Beyond that, engineers who understand the local context and political environment are needed to advise government about public sector decisions.

“We often think of engineers as the ones who do the design and the creativity,” Stolz said. “But there is a whole cohort of engineers who work for the government and the local government. They are the customer in many cases. So if you haven’t got engineers who understand rail and understand infrastructure, where is the government getting good advice (from an engineering perspective)? It’s going to be a sad day if we are not going to produce enough engineers to give governments the sort of advice they need.”

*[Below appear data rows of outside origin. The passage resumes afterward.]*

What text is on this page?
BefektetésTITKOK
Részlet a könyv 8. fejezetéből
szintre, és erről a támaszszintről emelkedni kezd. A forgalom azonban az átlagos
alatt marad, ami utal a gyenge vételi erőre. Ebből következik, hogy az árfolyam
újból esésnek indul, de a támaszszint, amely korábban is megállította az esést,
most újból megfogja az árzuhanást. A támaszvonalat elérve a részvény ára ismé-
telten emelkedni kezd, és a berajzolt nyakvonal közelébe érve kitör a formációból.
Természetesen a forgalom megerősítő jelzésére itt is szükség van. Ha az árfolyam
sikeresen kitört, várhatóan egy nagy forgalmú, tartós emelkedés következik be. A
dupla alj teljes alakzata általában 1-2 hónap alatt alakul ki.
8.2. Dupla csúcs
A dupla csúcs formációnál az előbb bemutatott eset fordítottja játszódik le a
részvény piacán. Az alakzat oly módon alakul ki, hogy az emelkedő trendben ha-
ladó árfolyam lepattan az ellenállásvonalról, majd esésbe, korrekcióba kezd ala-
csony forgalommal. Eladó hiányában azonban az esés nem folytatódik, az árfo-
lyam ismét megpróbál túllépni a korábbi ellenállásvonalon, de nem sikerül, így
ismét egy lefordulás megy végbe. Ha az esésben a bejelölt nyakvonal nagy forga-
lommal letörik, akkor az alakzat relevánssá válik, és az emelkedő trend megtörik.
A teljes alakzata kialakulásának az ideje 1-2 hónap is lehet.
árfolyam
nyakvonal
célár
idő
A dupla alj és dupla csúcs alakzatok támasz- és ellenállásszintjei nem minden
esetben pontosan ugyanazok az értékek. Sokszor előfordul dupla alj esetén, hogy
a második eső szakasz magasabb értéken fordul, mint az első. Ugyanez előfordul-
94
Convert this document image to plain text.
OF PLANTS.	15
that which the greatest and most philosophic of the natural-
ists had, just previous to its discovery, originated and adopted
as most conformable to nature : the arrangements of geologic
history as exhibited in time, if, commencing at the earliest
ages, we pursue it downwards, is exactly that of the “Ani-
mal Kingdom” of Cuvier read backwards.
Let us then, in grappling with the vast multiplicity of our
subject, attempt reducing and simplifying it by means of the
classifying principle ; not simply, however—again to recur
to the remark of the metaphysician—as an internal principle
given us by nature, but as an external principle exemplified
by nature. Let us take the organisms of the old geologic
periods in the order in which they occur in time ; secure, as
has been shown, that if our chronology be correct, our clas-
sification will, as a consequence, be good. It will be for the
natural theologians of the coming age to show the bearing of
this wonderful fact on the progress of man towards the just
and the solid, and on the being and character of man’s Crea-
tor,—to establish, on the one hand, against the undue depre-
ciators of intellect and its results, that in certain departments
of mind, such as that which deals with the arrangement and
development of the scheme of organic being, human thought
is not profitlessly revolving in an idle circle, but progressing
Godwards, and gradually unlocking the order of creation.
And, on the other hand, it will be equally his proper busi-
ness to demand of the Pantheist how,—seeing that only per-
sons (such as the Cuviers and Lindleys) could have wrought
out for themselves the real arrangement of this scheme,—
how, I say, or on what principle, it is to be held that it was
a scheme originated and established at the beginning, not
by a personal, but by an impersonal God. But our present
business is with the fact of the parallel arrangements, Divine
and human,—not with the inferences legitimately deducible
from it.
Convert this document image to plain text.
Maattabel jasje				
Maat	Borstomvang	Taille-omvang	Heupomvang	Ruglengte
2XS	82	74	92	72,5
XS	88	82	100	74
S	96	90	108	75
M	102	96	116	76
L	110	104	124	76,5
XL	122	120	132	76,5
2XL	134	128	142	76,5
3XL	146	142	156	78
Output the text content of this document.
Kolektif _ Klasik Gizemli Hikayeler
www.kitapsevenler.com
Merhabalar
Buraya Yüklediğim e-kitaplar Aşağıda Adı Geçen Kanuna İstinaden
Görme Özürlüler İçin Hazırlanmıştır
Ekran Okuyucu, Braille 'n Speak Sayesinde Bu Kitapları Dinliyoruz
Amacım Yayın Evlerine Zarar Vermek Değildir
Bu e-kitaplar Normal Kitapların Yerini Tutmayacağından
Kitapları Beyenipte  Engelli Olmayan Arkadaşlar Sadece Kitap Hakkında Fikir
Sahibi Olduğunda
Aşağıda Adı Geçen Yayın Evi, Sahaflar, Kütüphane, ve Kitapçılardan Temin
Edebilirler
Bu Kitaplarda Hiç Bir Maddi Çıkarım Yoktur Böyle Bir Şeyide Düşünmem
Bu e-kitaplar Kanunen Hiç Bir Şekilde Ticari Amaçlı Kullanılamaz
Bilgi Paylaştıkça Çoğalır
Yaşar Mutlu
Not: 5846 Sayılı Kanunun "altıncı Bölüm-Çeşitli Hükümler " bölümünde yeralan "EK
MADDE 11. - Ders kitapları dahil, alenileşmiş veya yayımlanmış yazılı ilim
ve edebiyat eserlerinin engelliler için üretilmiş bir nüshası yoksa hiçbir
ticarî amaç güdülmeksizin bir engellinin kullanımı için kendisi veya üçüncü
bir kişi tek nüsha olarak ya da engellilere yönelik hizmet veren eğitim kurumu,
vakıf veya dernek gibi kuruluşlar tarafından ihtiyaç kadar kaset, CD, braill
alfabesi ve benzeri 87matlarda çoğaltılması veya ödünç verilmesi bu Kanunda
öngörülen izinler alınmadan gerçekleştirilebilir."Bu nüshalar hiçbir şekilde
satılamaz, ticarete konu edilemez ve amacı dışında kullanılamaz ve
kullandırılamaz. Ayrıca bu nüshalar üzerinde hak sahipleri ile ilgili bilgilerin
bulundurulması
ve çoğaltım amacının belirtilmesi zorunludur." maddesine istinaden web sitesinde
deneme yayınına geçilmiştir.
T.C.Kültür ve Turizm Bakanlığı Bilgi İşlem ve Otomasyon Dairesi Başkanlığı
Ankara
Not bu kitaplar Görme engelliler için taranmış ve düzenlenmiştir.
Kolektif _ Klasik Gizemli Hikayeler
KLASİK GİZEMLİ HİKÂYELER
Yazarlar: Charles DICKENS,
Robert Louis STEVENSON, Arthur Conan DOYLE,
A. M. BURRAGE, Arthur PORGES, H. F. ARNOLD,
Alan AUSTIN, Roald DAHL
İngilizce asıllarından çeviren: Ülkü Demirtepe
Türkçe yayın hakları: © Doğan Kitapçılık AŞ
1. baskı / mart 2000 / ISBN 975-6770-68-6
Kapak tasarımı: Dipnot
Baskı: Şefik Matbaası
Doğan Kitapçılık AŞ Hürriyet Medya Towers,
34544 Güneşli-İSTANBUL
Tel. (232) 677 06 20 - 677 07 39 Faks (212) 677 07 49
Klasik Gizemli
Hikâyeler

“The Turnbull Snowy Project (proposal to expand the capacity of the Snowy Hydro facility)) is a great idea. But did Turnbull get advice from a bunch of bankers or did he get advice from engineers who understand hydro, who understand electricity and even understand that particular hydro scheme and how it might work?”

Other commentators agree that there is a problem.

Phil D’Adamo, Executive Director, Tech Schools Initiative, Department of Education and Training Victoria described a flatlining in numbers of students coming through engineering courses. Already, he said, employers were struggling to find suitable people.

Professor John Wilson from the Australia Council of Engineering Deans also talks about flatlining – not just in absolute numbers but also in the proportion of students who are girls (currently around 15 percent) despite efforts to encourage more women to take up engineering.

Asked about the impact on the built environment, Dr Kourosh Kayvani, Global Director of Engineering and Expertise at Aurecon said it was crucial for engineers to advise governments about strategic level infrastructure policy decisions – though he stresses that the type of engineers coming through is as important as the quantity. This includes areas such as energy, urbanisation, technology and smarter transport.

Vera Near, from the Design Technology Teachers Association, said it was critical to have engineers who understand the local context, whilst Wilson said Australia must lift its localised engineering intake in order to stay ahead of the game in terms of new product and enterprise development.

What should be done? D’Adamo said it said it was important to inspire children to take up engineering related subjects through exposing them to solving real-life problems and challenges. Near, Meanwhile, said it was important to engage and inspire students with the dream of engineering at a grass roots level. Kayvani says it is important to think about the quality as well as the quantity of engineers. In the past, he said, training has followed a cookie cutter approach toward problem solving involving predefined problems and logical solutions. He says instead we need to look at how we frame challenges which are increasingly globalised which involve solutions across multiple disciplines and multiple facets.